Вернулись домой на базу вечером, усталые, но целые и невредимые. Чему я был очень рад. Такого странного и страшного места я не встречал раньше, и был рад, что наш маршрут закончился благополучно.
Даже сейчас, когда я пишу этот рассказ, мне вспоминается каждая минута, которую я провел в этом странном и страшном месте, и по моей коже ползут мурашки. Мне кажется, что я тогда благополучно сбежал от какой-то беды, которая меня ждала этом высохшем болоте.
Шум
Сверху раздался дикий хохот и громкие голоса – это мои соседи сверху начали что-то праздновать.
Я заселился в свою квартиру летом, устроился, и наслаждался все лето уютом и тишиной в благоустроенном современном жилье. Но оказалось, что я рано радовался покою. В начале осени в квартиру этажом выше въехали жильцы, на первом этаже дома начали перестраивать помещение под магазин, и моя спокойная жизнь стала превращаться в ад.
Сначала меня достали строители, которые с утра до вечера все что-то сверлили, ломали. Короче, был слышен их шум на всех этажах. Мне стало интересно, когда они закончат, и что они там делают. Поэтому я спустился на первый этаж, вышел на улицу и зашел в помещение, где они работали. Оказывается, в данный момент они ломали лестницу отбойным молотком. И они не могли сказать, на сколько дней у них эта работа по превращению этого помещения в магазин. Я посмотрел на фронт работ, который им предстояло сделать, и понял, что это надолго.
У них также узнал, что за магазин здесь будет. Оказывается, что будет не магазин, а багетная мастерская. Мне стало тревожно на душе, потому что в уважающей себя мастерской должны быть станки. Я представил, как шум от станков будет мешать жить мне и остальным жильцам, и задумался о том, что квартиру надо продать и купить себе более тихое место. Но решил подождать, посмотреть, что будет дальше.
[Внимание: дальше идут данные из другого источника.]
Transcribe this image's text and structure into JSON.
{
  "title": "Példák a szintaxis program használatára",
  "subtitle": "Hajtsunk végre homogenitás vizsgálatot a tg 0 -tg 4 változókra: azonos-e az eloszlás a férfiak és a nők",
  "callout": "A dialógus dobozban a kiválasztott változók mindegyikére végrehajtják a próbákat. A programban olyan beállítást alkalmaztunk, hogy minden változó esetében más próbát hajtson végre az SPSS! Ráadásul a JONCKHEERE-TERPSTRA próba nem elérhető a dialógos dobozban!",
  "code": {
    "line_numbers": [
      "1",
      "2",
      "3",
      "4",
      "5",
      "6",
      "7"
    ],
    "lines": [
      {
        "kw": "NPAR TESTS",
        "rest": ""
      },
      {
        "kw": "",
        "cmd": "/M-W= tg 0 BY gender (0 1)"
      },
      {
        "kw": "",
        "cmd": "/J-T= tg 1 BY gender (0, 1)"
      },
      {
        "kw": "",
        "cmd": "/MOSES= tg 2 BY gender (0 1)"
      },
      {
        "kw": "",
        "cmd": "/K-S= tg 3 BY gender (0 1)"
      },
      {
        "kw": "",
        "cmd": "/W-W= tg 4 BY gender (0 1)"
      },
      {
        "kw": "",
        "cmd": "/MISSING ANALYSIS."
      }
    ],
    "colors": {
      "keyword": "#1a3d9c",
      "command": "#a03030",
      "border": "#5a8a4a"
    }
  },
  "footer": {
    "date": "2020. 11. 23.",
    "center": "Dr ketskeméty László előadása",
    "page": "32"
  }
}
Затем поднялся в свое гнездышко, включил музыку погромче, и принялся за установку своей вешалки – оленьего рога, который притащил из геологического маршрута. Дело продвигалось медленно, потому что бетон был очень крепкий. Я сверлил его дрелью, потом просто стучал по старому сверлу молотком и снова сверлил. На третий день работы у меня кто-то выключил электроэнергию – на два часа. Наверное, строителям надоела музыка, которая громко звучала на весь подъезд. Она особенно была слышна в помещении, в котором они были. У меня был мощный усилитель, и советские колонки на пятьдесят ватт для такого рока, который я любил слушать, особенно, когда я слышал посторонний шум. Посторонний шум уже просто был не слышен.
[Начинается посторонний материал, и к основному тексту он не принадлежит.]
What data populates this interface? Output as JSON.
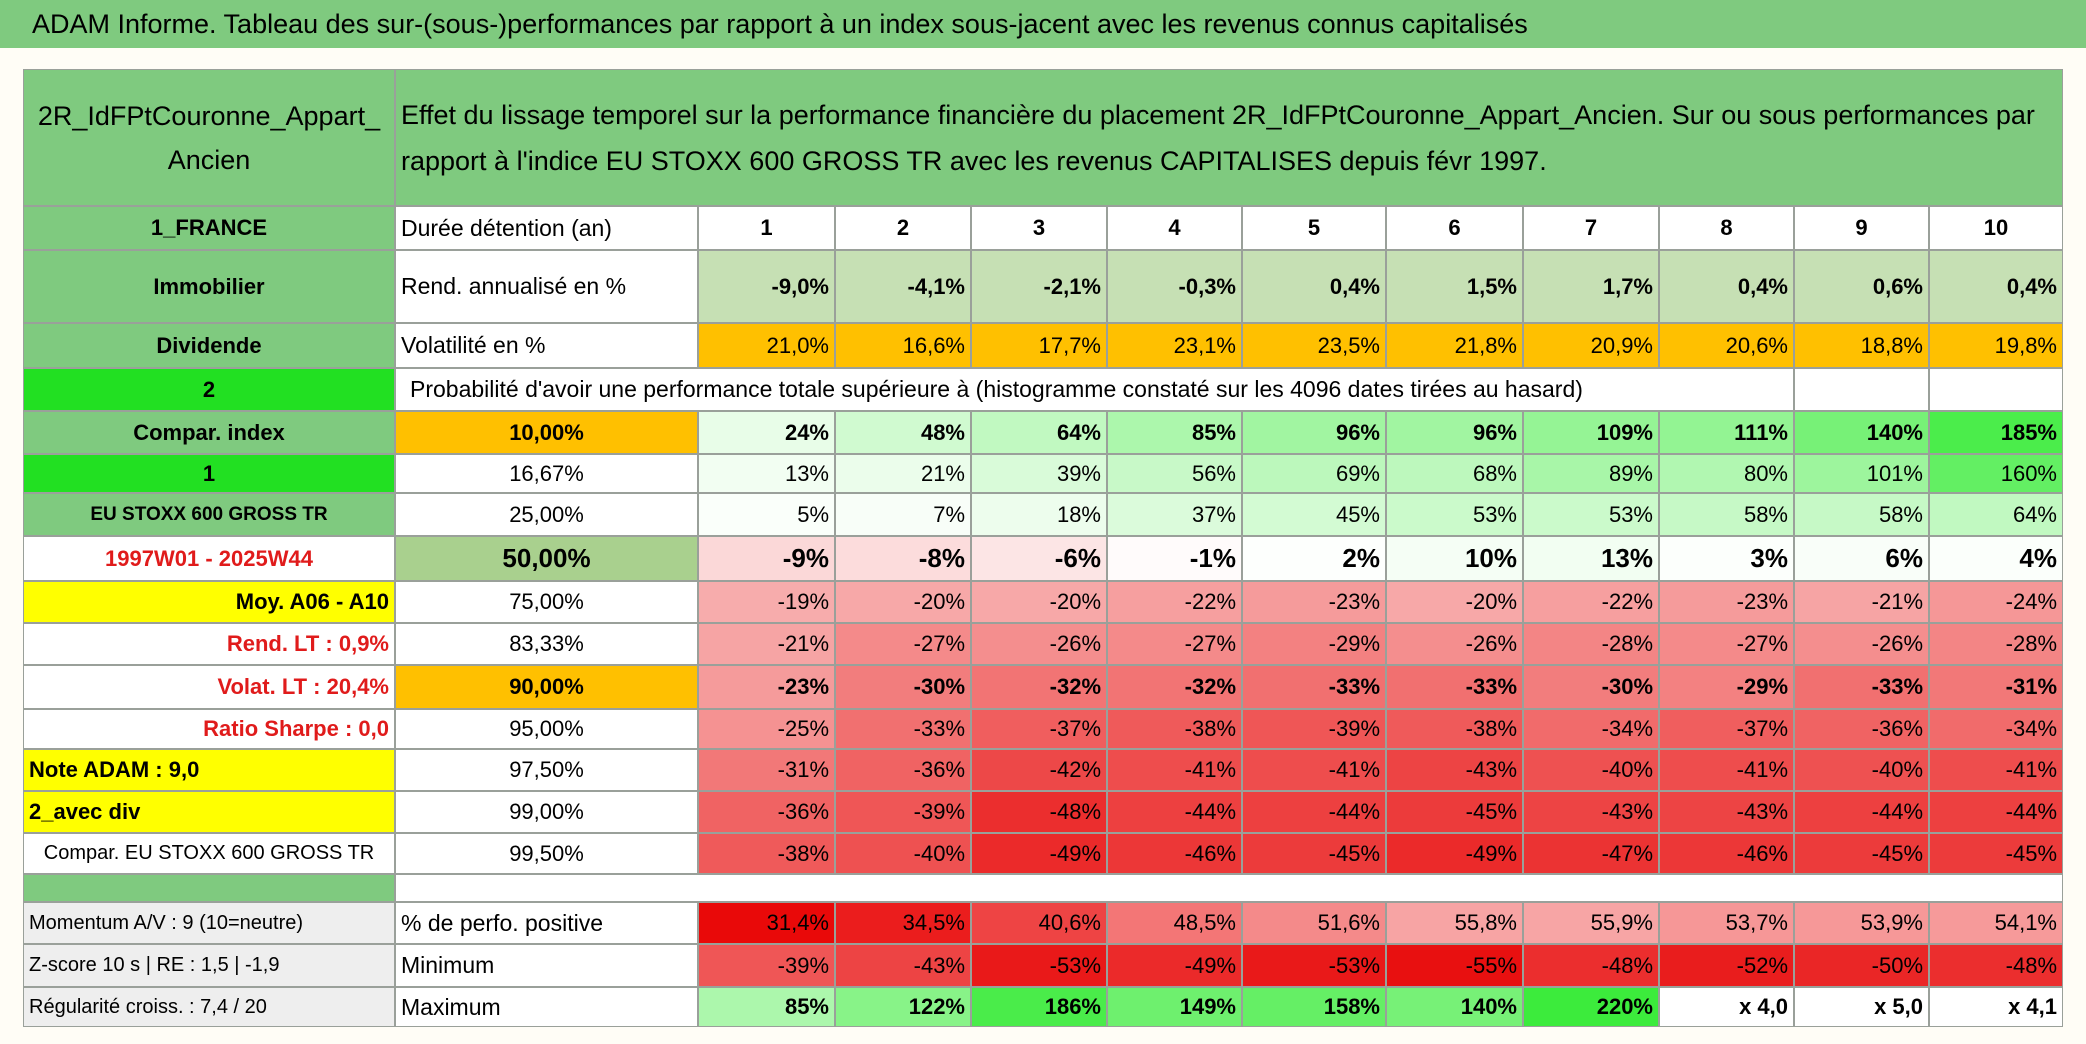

Через два дня у одной колонки сгорел басовый динамик, пришлось их отключить, эти колонки, но тут же подключил другие – не такие мощные, как первые, но тоже громкие. И продолжил устанавливать вешалку дальше – пока не просверлил все отверстия в бетоне и установил олений рог на место.
Время шло, и строители, наконец, закончили свою работу. Но тишина продолжалась недолго.
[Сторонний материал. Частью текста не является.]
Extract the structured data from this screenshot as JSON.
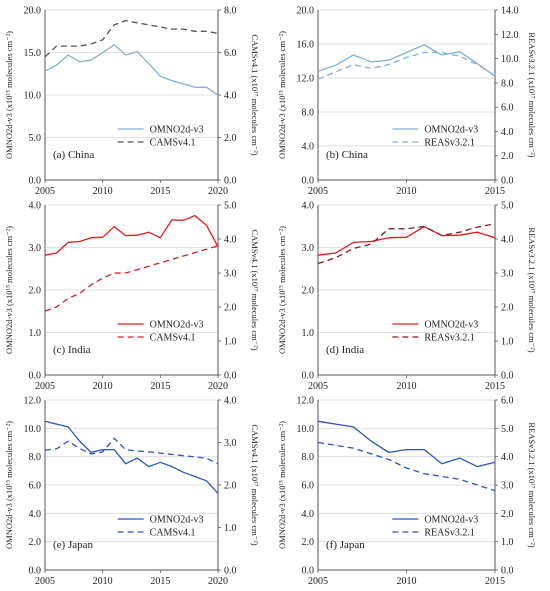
{
  "figure": {
    "colors": {
      "china": "#7fb2dc",
      "india": "#e31a1c",
      "japan": "#2b55c4",
      "black": "#555555",
      "axis": "#555555",
      "grid": "#d9d9d9"
    }
  },
  "chart_data": [
    {
      "id": "a",
      "type": "line",
      "panel_label": "(a) China",
      "ylabel": "OMNO2d-v3 (x10¹⁵ molecules cm⁻²)",
      "y2label": "CAMSv4.1 (x10¹⁷ molecules cm⁻²)",
      "xlim": [
        2005,
        2020
      ],
      "xticks": [
        2005,
        2010,
        2015,
        2020
      ],
      "ylim": [
        0,
        20
      ],
      "yticks": [
        "0.0",
        "5.0",
        "10.0",
        "15.0",
        "20.0"
      ],
      "y2lim": [
        0,
        8
      ],
      "y2ticks": [
        "0.0",
        "2.0",
        "4.0",
        "6.0",
        "8.0"
      ],
      "grid": true,
      "legend_position": "lower-right",
      "series": [
        {
          "name": "OMNO2d-v3",
          "axis": "left",
          "color": "#7fb2dc",
          "dash": "solid",
          "x": [
            2005,
            2006,
            2007,
            2008,
            2009,
            2010,
            2011,
            2012,
            2013,
            2014,
            2015,
            2016,
            2017,
            2018,
            2019,
            2020
          ],
          "values": [
            12.8,
            13.5,
            14.7,
            13.9,
            14.1,
            15.0,
            15.9,
            14.7,
            15.1,
            13.7,
            12.2,
            11.7,
            11.3,
            10.9,
            10.9,
            10.0
          ]
        },
        {
          "name": "CAMSv4.1",
          "axis": "right",
          "color": "#555555",
          "dash": "dashed",
          "x": [
            2005,
            2006,
            2007,
            2008,
            2009,
            2010,
            2011,
            2012,
            2013,
            2014,
            2015,
            2016,
            2017,
            2018,
            2019,
            2020
          ],
          "values": [
            5.8,
            6.3,
            6.3,
            6.3,
            6.4,
            6.6,
            7.3,
            7.5,
            7.4,
            7.3,
            7.2,
            7.1,
            7.1,
            7.0,
            7.0,
            6.9
          ]
        }
      ]
    },
    {
      "id": "b",
      "type": "line",
      "panel_label": "(b) China",
      "ylabel": "OMNO2d-v3 (x10¹⁵ molecules cm⁻²)",
      "y2label": "REASv3.2.1 (x10¹⁷ molecules cm⁻²)",
      "xlim": [
        2005,
        2015
      ],
      "xticks": [
        2005,
        2010,
        2015
      ],
      "ylim": [
        0,
        20
      ],
      "yticks": [
        "0.0",
        "4.0",
        "8.0",
        "12.0",
        "16.0",
        "20.0"
      ],
      "y2lim": [
        0,
        14
      ],
      "y2ticks": [
        "0.0",
        "2.0",
        "4.0",
        "6.0",
        "8.0",
        "10.0",
        "12.0",
        "14.0"
      ],
      "grid": true,
      "legend_position": "lower-right",
      "series": [
        {
          "name": "OMNO2d-v3",
          "axis": "left",
          "color": "#7fb2dc",
          "dash": "solid",
          "x": [
            2005,
            2006,
            2007,
            2008,
            2009,
            2010,
            2011,
            2012,
            2013,
            2014,
            2015
          ],
          "values": [
            12.8,
            13.5,
            14.7,
            13.9,
            14.1,
            15.0,
            15.9,
            14.7,
            15.1,
            13.7,
            12.2
          ]
        },
        {
          "name": "REASv3.2.1",
          "axis": "right",
          "color": "#7fb2dc",
          "dash": "dashed",
          "x": [
            2005,
            2006,
            2007,
            2008,
            2009,
            2010,
            2011,
            2012,
            2013,
            2014,
            2015
          ],
          "values": [
            8.3,
            8.9,
            9.5,
            9.2,
            9.5,
            10.1,
            10.5,
            10.5,
            10.2,
            9.5,
            8.6
          ]
        }
      ]
    },
    {
      "id": "c",
      "type": "line",
      "panel_label": "(c) India",
      "ylabel": "OMNO2d-v3 (x10¹⁵ molecules cm⁻²)",
      "y2label": "CAMSv4.1 (x10¹⁷ molecules cm⁻²)",
      "xlim": [
        2005,
        2020
      ],
      "xticks": [
        2005,
        2010,
        2015,
        2020
      ],
      "ylim": [
        0,
        4
      ],
      "yticks": [
        "0.0",
        "1.0",
        "2.0",
        "3.0",
        "4.0"
      ],
      "y2lim": [
        0,
        5
      ],
      "y2ticks": [
        "0.0",
        "1.0",
        "2.0",
        "3.0",
        "4.0",
        "5.0"
      ],
      "grid": true,
      "legend_position": "lower-right",
      "series": [
        {
          "name": "OMNO2d-v3",
          "axis": "left",
          "color": "#e31a1c",
          "dash": "solid",
          "x": [
            2005,
            2006,
            2007,
            2008,
            2009,
            2010,
            2011,
            2012,
            2013,
            2014,
            2015,
            2016,
            2017,
            2018,
            2019,
            2020
          ],
          "values": [
            2.82,
            2.87,
            3.12,
            3.14,
            3.23,
            3.24,
            3.49,
            3.28,
            3.29,
            3.36,
            3.23,
            3.65,
            3.64,
            3.75,
            3.52,
            3.02
          ]
        },
        {
          "name": "CAMSv4.1",
          "axis": "right",
          "color": "#e31a1c",
          "dash": "dashed",
          "x": [
            2005,
            2006,
            2007,
            2008,
            2009,
            2010,
            2011,
            2012,
            2013,
            2014,
            2015,
            2016,
            2017,
            2018,
            2019,
            2020
          ],
          "values": [
            1.88,
            2.0,
            2.25,
            2.4,
            2.65,
            2.85,
            3.0,
            3.0,
            3.1,
            3.2,
            3.3,
            3.4,
            3.5,
            3.6,
            3.7,
            3.8
          ]
        }
      ]
    },
    {
      "id": "d",
      "type": "line",
      "panel_label": "(d) India",
      "ylabel": "OMNO2d-v3 (x10¹⁵ molecules cm⁻²)",
      "y2label": "REASv3.2.1 (x10¹⁷ molecules cm⁻²)",
      "xlim": [
        2005,
        2015
      ],
      "xticks": [
        2005,
        2010,
        2015
      ],
      "ylim": [
        0,
        4
      ],
      "yticks": [
        "0.0",
        "1.0",
        "2.0",
        "3.0",
        "4.0"
      ],
      "y2lim": [
        0,
        5
      ],
      "y2ticks": [
        "0.0",
        "1.0",
        "2.0",
        "3.0",
        "4.0",
        "5.0"
      ],
      "grid": true,
      "legend_position": "lower-right",
      "series": [
        {
          "name": "OMNO2d-v3",
          "axis": "left",
          "color": "#e31a1c",
          "dash": "solid",
          "x": [
            2005,
            2006,
            2007,
            2008,
            2009,
            2010,
            2011,
            2012,
            2013,
            2014,
            2015
          ],
          "values": [
            2.82,
            2.87,
            3.12,
            3.14,
            3.23,
            3.24,
            3.49,
            3.28,
            3.29,
            3.36,
            3.23
          ]
        },
        {
          "name": "REASv3.2.1",
          "axis": "right",
          "color": "#8b1a1a",
          "dash": "dashed",
          "x": [
            2005,
            2006,
            2007,
            2008,
            2009,
            2010,
            2011,
            2012,
            2013,
            2014,
            2015
          ],
          "values": [
            3.28,
            3.45,
            3.72,
            3.85,
            4.3,
            4.3,
            4.37,
            4.1,
            4.2,
            4.35,
            4.45
          ]
        }
      ]
    },
    {
      "id": "e",
      "type": "line",
      "panel_label": "(e) Japan",
      "ylabel": "OMNO2d-v3 (x10¹⁵ molecules cm⁻²)",
      "y2label": "CAMSv4.1 (x10¹⁷ molecules cm⁻²)",
      "xlim": [
        2005,
        2020
      ],
      "xticks": [
        2005,
        2010,
        2015,
        2020
      ],
      "ylim": [
        0,
        12
      ],
      "yticks": [
        "0.0",
        "2.0",
        "4.0",
        "6.0",
        "8.0",
        "10.0",
        "12.0"
      ],
      "y2lim": [
        0,
        4
      ],
      "y2ticks": [
        "0.0",
        "1.0",
        "2.0",
        "3.0",
        "4.0"
      ],
      "grid": true,
      "legend_position": "lower-right",
      "series": [
        {
          "name": "OMNO2d-v3",
          "axis": "left",
          "color": "#2b55c4",
          "dash": "solid",
          "x": [
            2005,
            2006,
            2007,
            2008,
            2009,
            2010,
            2011,
            2012,
            2013,
            2014,
            2015,
            2016,
            2017,
            2018,
            2019,
            2020
          ],
          "values": [
            10.5,
            10.3,
            10.1,
            9.1,
            8.3,
            8.5,
            8.5,
            7.5,
            7.9,
            7.3,
            7.6,
            7.3,
            6.9,
            6.6,
            6.3,
            5.4
          ]
        },
        {
          "name": "CAMSv4.1",
          "axis": "right",
          "color": "#2b55c4",
          "dash": "dashed",
          "x": [
            2005,
            2006,
            2007,
            2008,
            2009,
            2010,
            2011,
            2012,
            2013,
            2014,
            2015,
            2016,
            2017,
            2018,
            2019,
            2020
          ],
          "values": [
            2.82,
            2.85,
            3.03,
            2.86,
            2.73,
            2.78,
            3.1,
            2.83,
            2.8,
            2.78,
            2.75,
            2.72,
            2.69,
            2.66,
            2.63,
            2.5
          ]
        }
      ]
    },
    {
      "id": "f",
      "type": "line",
      "panel_label": "(f) Japan",
      "ylabel": "OMNO2d-v3 (x10¹⁵ molecules cm⁻²)",
      "y2label": "REASv3.2.1 (x10¹⁷ molecules cm⁻²)",
      "xlim": [
        2005,
        2015
      ],
      "xticks": [
        2005,
        2010,
        2015
      ],
      "ylim": [
        0,
        12
      ],
      "yticks": [
        "0.0",
        "2.0",
        "4.0",
        "6.0",
        "8.0",
        "10.0",
        "12.0"
      ],
      "y2lim": [
        0,
        6
      ],
      "y2ticks": [
        "0.0",
        "1.0",
        "2.0",
        "3.0",
        "4.0",
        "5.0",
        "6.0"
      ],
      "grid": true,
      "legend_position": "lower-right",
      "series": [
        {
          "name": "OMNO2d-v3",
          "axis": "left",
          "color": "#2b55c4",
          "dash": "solid",
          "x": [
            2005,
            2006,
            2007,
            2008,
            2009,
            2010,
            2011,
            2012,
            2013,
            2014,
            2015
          ],
          "values": [
            10.5,
            10.3,
            10.1,
            9.1,
            8.3,
            8.5,
            8.5,
            7.5,
            7.9,
            7.3,
            7.6
          ]
        },
        {
          "name": "REASv3.2.1",
          "axis": "right",
          "color": "#2b55c4",
          "dash": "dashed",
          "x": [
            2005,
            2006,
            2007,
            2008,
            2009,
            2010,
            2011,
            2012,
            2013,
            2014,
            2015
          ],
          "values": [
            4.5,
            4.4,
            4.3,
            4.1,
            3.9,
            3.6,
            3.4,
            3.3,
            3.2,
            3.0,
            2.8
          ]
        }
      ]
    }
  ]
}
У меня всего два соседа – внизу, и вверху. Девушку, которая жила этажом ниже, я никогда не слышал, но часто видел на балконе, когда она выходила покурить – в эти моменты возвращался с работы. Этажом выше квартиру занимал молодой парень с такой же молодой девушкой. На этаже у меня не было соседей. Справа был лифт, слева была лестница запасного выхода. Эти плюсы с лихвой компенсировали соседи сверху.
Я обычно вставал утором на работу в половине шестого. Пока умывался, завтракал и учил английский язык, на часах было уже семь часов. Как раз, чтобы явится на работу к восьми. За три года работы я не опоздал ни разу. Но столь ранние побудки принудили меня ложиться раньше. В одиннадцать часов я уже обычно засыпал.